Un des porte-paroles de l’état profond (comme pratiquement tous les journaux) est le journal The Nation, qui titrait le 17 février 2017, « Qu’est-ce que l’État profond ? Même si nous supposons que le concept existe, il n’est sûrement pas utile de penser que les intérêts concurrents qu’il représente soient monolithiques ». Le propagandiste, Greg Grandin, se demande : « Qu’est-ce que l’État profond ? » et tout en ignorant ce que Wikispooks dit à ce sujet, affirme que « le problème de l’expression État profond, est qu’elle est utilisée pour suggérer que des individus sans scrupules subvertissent l’état vertueux pour leurs ambitions privées ». Outre que le propagandiste Grandin pose simplement l’hypothèse d’un « État vertueux », qui n’existe même pas dans ce pays, ou peut-être dans aucun autre, il essaye, comme il le dit, de « dépasser les limites de la théorie du complot », comme si toute structure sociale hiérarchique, corporative ou autre, ne fonctionnait pas nécessairement et systématiquement au moyen de conspirations − dont certaines ne sont rien de plus que des stratégies concurrentielles entièrement acceptables, souvent entièrement légales. Il voudrait aller au-delà de l’acceptation de cette réalité ? Pourquoi voudrait-on lire des écrits aussi absurdes, anti-factuels ? Qui voudrait embaucher des écrivains aussi trompeurs que lui ? Peut-être la réponse à cette dernière question (qui pose ici le problème de l’aristocratie, puisqu’il s’agit des médias d’« information », qui, dans chaque pays aristocratiquement contrôlé, sont contrôlés par l’aristocratie) est que seuls des journalistes comme celui-là envoient leur propagande et cachent les réalités dont il est question ici (et, par l’intermédiaire de liens documentés).

Rien de ce qui est allégué ici ne nie qu’il existe des divisions au sein de l’aristocratie (ou « État profond »). Personne ne prétend que l’aristocratie soit « monolithique ». On affirme plutôt que, dans la mesure où l’aristocratie est unie autour d’un objectif particulier, cet objectif sera probablement institutionnalisé, légalement ou autrement, par le gouvernement – et que sinon, il ne serait tout simplement pas institutionnalisé du tout. C’est ce que conclut la seule analyse scientifique qui ait jamais été faite pour savoir si les États-Unis sont contrôlés par une aristocratie.
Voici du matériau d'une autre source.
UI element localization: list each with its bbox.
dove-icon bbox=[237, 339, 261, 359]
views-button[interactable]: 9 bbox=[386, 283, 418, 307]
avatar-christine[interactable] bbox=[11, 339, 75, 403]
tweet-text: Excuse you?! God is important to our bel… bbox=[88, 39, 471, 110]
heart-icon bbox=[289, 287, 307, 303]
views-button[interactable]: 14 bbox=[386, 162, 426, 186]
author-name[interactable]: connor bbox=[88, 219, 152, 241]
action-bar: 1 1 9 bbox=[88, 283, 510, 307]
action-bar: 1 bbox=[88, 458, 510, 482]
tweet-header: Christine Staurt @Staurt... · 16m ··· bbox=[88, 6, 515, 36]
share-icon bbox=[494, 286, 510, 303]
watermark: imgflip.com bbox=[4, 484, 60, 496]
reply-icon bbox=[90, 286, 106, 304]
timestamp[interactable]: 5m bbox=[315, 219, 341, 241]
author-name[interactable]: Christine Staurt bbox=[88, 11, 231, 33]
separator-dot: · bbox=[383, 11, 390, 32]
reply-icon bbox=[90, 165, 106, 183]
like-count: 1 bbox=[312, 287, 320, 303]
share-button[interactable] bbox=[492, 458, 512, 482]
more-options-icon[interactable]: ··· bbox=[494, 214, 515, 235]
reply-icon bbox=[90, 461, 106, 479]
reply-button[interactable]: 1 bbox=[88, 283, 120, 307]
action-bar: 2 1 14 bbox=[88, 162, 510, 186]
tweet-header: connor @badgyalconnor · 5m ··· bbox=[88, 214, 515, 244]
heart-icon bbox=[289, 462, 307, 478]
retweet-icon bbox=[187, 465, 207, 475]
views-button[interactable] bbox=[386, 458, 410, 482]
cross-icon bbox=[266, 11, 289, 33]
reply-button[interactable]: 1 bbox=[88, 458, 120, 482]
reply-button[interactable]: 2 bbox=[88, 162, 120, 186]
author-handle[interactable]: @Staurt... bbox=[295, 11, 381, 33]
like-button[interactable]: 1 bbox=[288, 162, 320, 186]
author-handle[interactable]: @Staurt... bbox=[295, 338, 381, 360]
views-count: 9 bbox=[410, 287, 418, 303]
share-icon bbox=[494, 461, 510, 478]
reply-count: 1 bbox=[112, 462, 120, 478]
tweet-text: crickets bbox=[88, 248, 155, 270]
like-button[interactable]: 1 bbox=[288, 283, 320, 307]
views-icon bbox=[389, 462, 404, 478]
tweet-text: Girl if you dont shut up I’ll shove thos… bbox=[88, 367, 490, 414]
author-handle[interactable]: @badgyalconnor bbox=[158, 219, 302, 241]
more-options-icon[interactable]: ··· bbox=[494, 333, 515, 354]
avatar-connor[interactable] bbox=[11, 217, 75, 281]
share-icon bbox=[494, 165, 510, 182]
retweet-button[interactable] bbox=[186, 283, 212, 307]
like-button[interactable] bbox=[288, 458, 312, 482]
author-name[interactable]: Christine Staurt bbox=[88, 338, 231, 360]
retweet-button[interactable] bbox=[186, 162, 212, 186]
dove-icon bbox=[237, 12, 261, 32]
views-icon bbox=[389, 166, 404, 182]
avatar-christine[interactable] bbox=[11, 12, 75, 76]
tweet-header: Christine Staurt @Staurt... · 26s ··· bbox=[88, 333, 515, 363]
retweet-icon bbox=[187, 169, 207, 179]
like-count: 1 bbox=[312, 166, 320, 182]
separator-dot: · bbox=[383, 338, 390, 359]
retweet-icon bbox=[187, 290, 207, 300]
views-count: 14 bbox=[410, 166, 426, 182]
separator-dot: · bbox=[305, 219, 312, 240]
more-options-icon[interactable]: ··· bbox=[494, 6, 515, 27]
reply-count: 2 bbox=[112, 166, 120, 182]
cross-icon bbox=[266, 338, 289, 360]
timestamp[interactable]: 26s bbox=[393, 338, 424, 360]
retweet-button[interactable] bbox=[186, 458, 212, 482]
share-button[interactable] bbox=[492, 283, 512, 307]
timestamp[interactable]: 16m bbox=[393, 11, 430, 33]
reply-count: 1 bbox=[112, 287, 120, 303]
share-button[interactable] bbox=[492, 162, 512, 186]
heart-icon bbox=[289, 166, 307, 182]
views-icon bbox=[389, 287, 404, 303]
Et, bien sûr, c’est aussi la raison pour laquelle cette importante étude a été ignorée par les médias américains, à l’exception d’un premier reportage, le mien, publié dans le site peu connu qu’est Common Dreams, et qui fut suivi de 414 commentaires de lecteurs dans les quatre premiers mois ; puis le rapport de l’UPI qui, comme le mien, a été largement diffusé aux grands médias d’« information » et rejeté par tous – le rapport de l’UPI a été publié par l’UPI elle-même et n’a suscité que deux commentaires de lecteurs. Le New Yorker a ensuite critiqué l’étude en alléguant que « les politiciens le savent tous et nous le savons aussi. Le seul débat porte sur jusqu’à quel point ce processus existe et sur la question de savoir s’il s’agit d’oligarchie ou d’autre chose ». Leur propagandiste a ignoré que les chercheurs avaient noté dans leur article que, bien que leurs conclusions étaient extrêmement incompatibles avec le fait que les États-Unis soient considérés comme une démocratie, le problème était presque certainement sous-estimé dans leurs conclusions : « L’échec des théories sur la Démocratie à majorité électorale est d’autant plus frappant que cela va à l’encontre des effets probables des limites de nos données et, en particulier, du fait que notre ‘affluent proxy’ est certainement imparfait » et donc que « les groupes d’intérêts et les élites économiques exercent effectivement plus d’influence politique que nos estimations ne l’indiquent ».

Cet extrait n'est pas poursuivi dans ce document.